The signs could be read and the messages heard loud and clear, when the Westboro church picketed outside Blessed Sacrament in Waterloo back in September 2005.

"I guess I found it a very insulting experience.  It's very hard to grasp because it certainly doesn't express to me the teachings of Christ, which are compassion, forgiveness, understanding.  And it seems to me that their message is hatred," said Father Dennis Juhl, pastor of Blessed Sacrament.

Father Juhl says veterans were particularly upset during Westboro's protest because of its history of protesting military funerals.

"We have many freedoms in this country, and the people paying the biggest price for that are our service men and women.  And for these people to be present at their funerals in such a negative, cruel, and hateful way is almost beyond my imagination," Juhl said.

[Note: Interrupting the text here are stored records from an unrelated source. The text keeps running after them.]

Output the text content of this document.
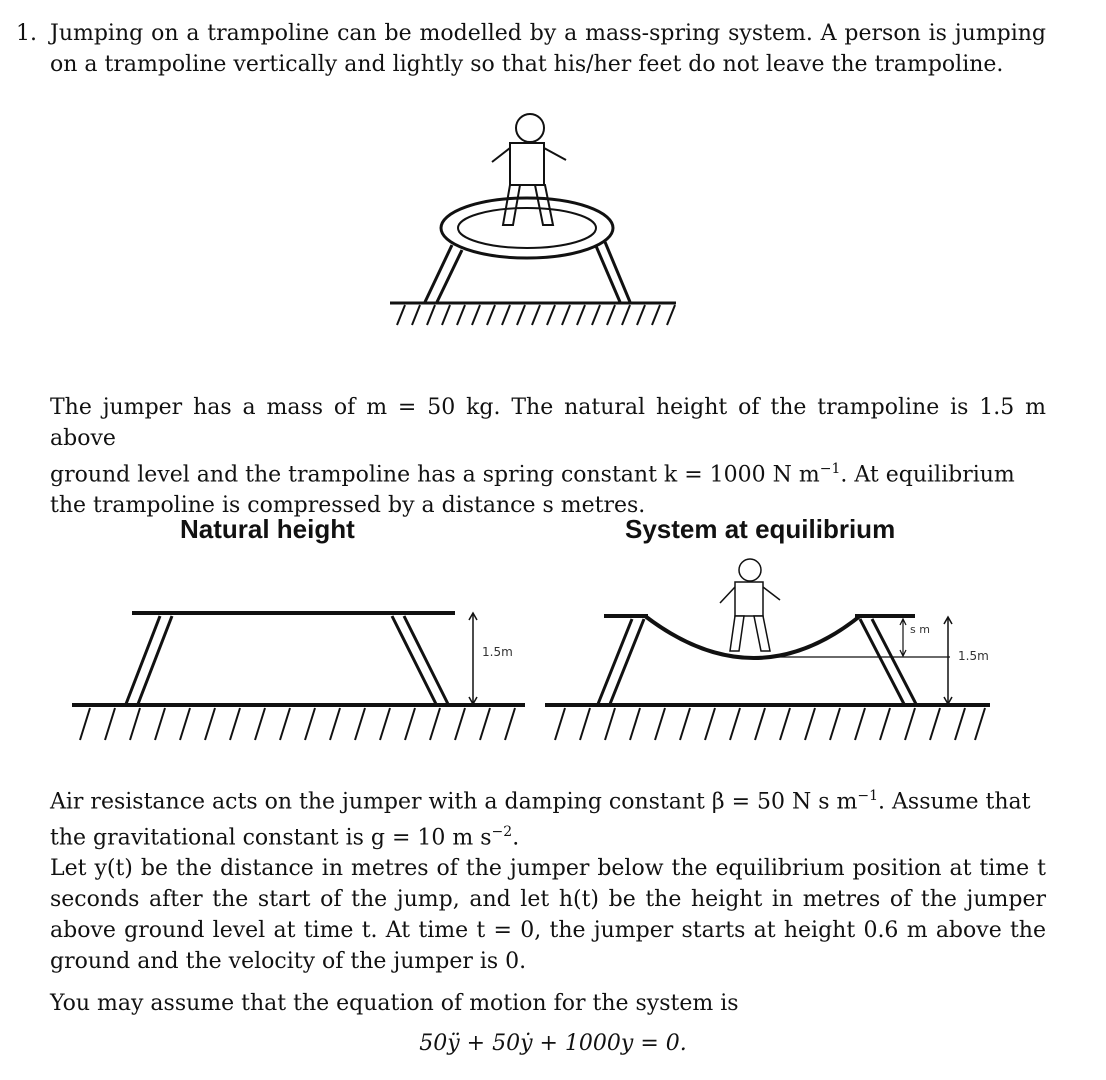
1. Jumping on a trampoline can be modelled by a mass-spring system. A person is jumping on a trampoline vertically and lightly so that his/her feet do not leave the trampoline.

1.5m	1.5m
s m

The jumper has a mass of m = 50 kg. The natural height of the trampoline is 1.5 m above
ground level and the trampoline has a spring constant k = 1000 N $m^{-1}$. At equilibrium
the trampoline is compressed by a distance s metres.

Natural height	System at equilibrium

Air resistance acts on the jumper with a damping constant β = 50 N s $m^{-1}$. Assume that
the gravitational constant is g = 10 m $s^{-2}$.

Let y(t) be the distance in metres of the jumper below the equilibrium position at time t seconds after the start of the jump, and let h(t) be the height in metres of the jumper above ground level at time t. At time t = 0, the jumper starts at height 0.6 m above the ground and the velocity of the jumper is 0.

You may assume that the equation of motion for the system is

50ÿ + 50ẏ + 1000y = 0.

And that's why Westboro's protesting isn't an easy concept to swallow for many.  Whether you like the church's messages or not, Westboro stands firm that these protests are an exercise of its First Amendment free speech.

"There's a saying that the rights for the best of us are only protected if those same rights are given to the worst of us.  If government starts controlling certain speech, then we have no safeguards that government will ever stop curtailing speech and that's one of the real dangers," said Jeff Stein, KWWL political analyst and communications professor at Wartburg College.

Father Juhl told KWWL that he believes the Westboro Church is "morally misguided."  And he just hopes that the group will stop protesting, especially at military funerals, on its own—without the courts having to make that decision for them.

By the way, the Westboro Church is expected to be protesting in eastern Iowa again soon.  UNI is hosting the "Laramie Project" later this month.  That's the play telling the story of the aftermath of the 1998 murder of Matthew Shepard in Laramie, Wyoming.  Shepard was murdered because of his sexual orientation.